Richard Sharpe has had to tangle with many unpleasant foes
over the course of his long and bloody career, but none have lingered in the
memory of his fans as much as the grotesque and bullying Obadiah Hakeswill. A
larger-than-life fiend who is just flagrantly evil enough to be fascinating,
Hakeswill’s TV incarnation never quite struck home as well as the swaggering,
scummy original book version did; I theorised that Pete Postlethwaite was just
too classy an actor to go overboard with the gruesome mannerisms and become the
evil cartoon character that Hakeswill really is.

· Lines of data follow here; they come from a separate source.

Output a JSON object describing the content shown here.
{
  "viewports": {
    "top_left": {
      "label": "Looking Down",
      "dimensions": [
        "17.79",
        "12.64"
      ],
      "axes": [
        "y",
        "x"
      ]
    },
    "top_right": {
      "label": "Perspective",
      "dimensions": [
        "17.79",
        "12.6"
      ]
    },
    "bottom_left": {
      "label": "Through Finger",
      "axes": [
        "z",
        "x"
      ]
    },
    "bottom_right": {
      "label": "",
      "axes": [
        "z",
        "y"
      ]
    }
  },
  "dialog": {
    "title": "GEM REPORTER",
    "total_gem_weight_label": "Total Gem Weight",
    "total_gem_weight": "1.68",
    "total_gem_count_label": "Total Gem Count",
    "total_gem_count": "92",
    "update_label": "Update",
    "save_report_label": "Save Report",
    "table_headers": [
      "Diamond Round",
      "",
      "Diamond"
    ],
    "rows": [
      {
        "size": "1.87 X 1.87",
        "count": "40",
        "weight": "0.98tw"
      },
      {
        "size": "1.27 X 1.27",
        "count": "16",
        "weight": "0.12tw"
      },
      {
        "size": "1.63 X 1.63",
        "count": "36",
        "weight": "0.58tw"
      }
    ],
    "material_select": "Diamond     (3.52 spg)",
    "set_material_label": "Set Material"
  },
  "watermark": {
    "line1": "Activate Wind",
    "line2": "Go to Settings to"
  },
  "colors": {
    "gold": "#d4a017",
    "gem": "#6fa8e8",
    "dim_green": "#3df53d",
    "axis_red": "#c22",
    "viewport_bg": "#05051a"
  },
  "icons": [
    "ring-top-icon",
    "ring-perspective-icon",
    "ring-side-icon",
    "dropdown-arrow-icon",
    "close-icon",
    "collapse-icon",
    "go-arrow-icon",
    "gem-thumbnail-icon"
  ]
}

A nemesis to Sharpe from his earliest days in the army,
Hakeswill is defined by his utter sadism and sociopathy (balanced only by his
reverent devotion to his long-dead mother) and a quasi-supernatural ability to
cheat death. By a bizarre fluke, Hakeswill survived being hanged and escaped
his native England for a life in the army, mirroring Sharpe’s own flight from
his criminal past. Like Sharpe, Hakeswill demonstrates an uncanny ability to
make it through outrageously dangerous situations (he believes that his
apparent immunity to the noose has made him destined to be unkillable). Like Sharpe,
he discovers that the British Army is an environment he can thrive in; but
while Sharpe eventually takes the opportunity to prove himself a brave,
dedicated and gifted soldier, for Hakeswill the army is a playground where he
can indulge his appetites for petty tyranny, rape, deceit and general cruelty
to the upmost, playing the system of army discipline to his advantage and
sucking up to the gullible officer class to secure his position.
He’s just hissable to the extreme, a skulking fiend plotting
the most spiteful acts of vengeance against our wronged anti-hero. While Sharpe
is no saint, he at least confronts his foes with upright, bluff courage; making
the unmanly, brutal yet cowardly Hakeswill the perfect anti-Sharpe.